Fig. 1 is the clustering method main flow schematic diagram of the present invention.

Embodiment

With reference to specific embodiment, the present invention is described further, but protection scope of the present invention is not limited in This：

Embodiment：As shown in figure 1, the distributed parallel text cluster side based on MapReduce under a kind of cloud computing environment Method, comprises the following steps：

Define 1 and represent text feature using vector space model：Given text collection D={ d₁,d₂,…,d_i,…,d_N, d_i Each text vector is represented, d is represented by using vector space model_i=(＜ t₁,w_i1＞, ＜ t₂,w_i2＞ ..., ＜ t_j,w_ij ＞ ..., ＜ t_m,w_im＞).Wherein：T={ t₁,t₂,…,t_j,…,t_mRepresent all features that all texts are included in text set The set of word, W_i={ w_i1,w_i2,…,w_ij,…,w_imRepresent text d_iThe corresponding weight vectors on all Feature Words, are used TF-IDF computational methods：

In formula, tf_ijRefer to Feature Words t_jIn text d_iThe frequency of middle appearance, n_ijFor text d_iMiddle Feature Words t_jThe number of times of appearance, n_iFor text d_iThe sum that all Feature Words contained occur；idf_jRefer to Feature Words t_jReverse document frequency in whole text set Rate, for weighing the appearance scope of Feature Words, N is total amount of text, N in text collection_jRepresent to contain Feature Words t_jNot identical text This quantity.Obviously, the frequency that some Feature Words occurs in specific document is higher, and this feature word is distinguishing text content category Ability in terms of property is stronger (TF)；The scope occurred in text set is wider, and the attribute that it distinguishes content of text is lower (IDF).

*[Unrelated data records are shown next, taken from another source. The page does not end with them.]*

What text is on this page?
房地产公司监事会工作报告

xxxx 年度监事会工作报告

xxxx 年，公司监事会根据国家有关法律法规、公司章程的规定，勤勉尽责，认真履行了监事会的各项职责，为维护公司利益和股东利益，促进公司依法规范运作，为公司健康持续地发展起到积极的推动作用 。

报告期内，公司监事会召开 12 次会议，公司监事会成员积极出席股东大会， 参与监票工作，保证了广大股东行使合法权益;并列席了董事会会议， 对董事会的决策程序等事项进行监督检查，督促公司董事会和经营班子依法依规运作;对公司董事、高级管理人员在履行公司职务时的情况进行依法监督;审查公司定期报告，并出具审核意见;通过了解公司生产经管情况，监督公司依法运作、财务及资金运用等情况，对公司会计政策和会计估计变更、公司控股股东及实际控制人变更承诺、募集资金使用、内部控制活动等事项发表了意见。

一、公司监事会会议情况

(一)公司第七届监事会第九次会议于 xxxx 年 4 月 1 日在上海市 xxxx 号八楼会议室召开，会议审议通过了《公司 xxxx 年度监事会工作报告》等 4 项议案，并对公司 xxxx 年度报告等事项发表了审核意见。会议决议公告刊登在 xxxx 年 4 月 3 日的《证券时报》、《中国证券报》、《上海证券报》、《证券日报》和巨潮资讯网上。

The definition for defining 2 text similarities is mainly as follows：Given text d_i,d_j, TA (d_i,d_j)={ t_a1,t_a2,..., t_at,...,t_ahRepresent d_i,d_jThe union of contained Feature Words, h is and concentrates the number of Feature Words；TS(d_i,d_j)={ t_s1, t_s2,...,t_sk,...,t_slRepresent d_i,d_jThe common factor of contained Feature Words, l is the number of Feature Words in occuring simultaneously.Text d_i,d_j Each Feature Words t in TS_skOn similarity sim (d_i,d_j,t_sk) be defined as

Text d_i,d_jSimilarity SIM (d_i,d_j) be defined as

That is the number for all Feature Words that similarity sum of two texts on all common trait words is included with two texts The ratio between.Formula (3) and classical cosine similarity (W_i·W_j/(|W_i|*|W_j|)) computational methods compare, all first with two The molecule of the common trait word calculation formula that text is included, secondly denominator term make use of in addition to common trait remaining Respective this paper Feature Words.Unlike, formula (3) proposed by the present invention has been precisely calculated the phase of each common trait word respectively Overall similarity is directly calculated by inner product of vectors like degree, rather than in included angle cosine.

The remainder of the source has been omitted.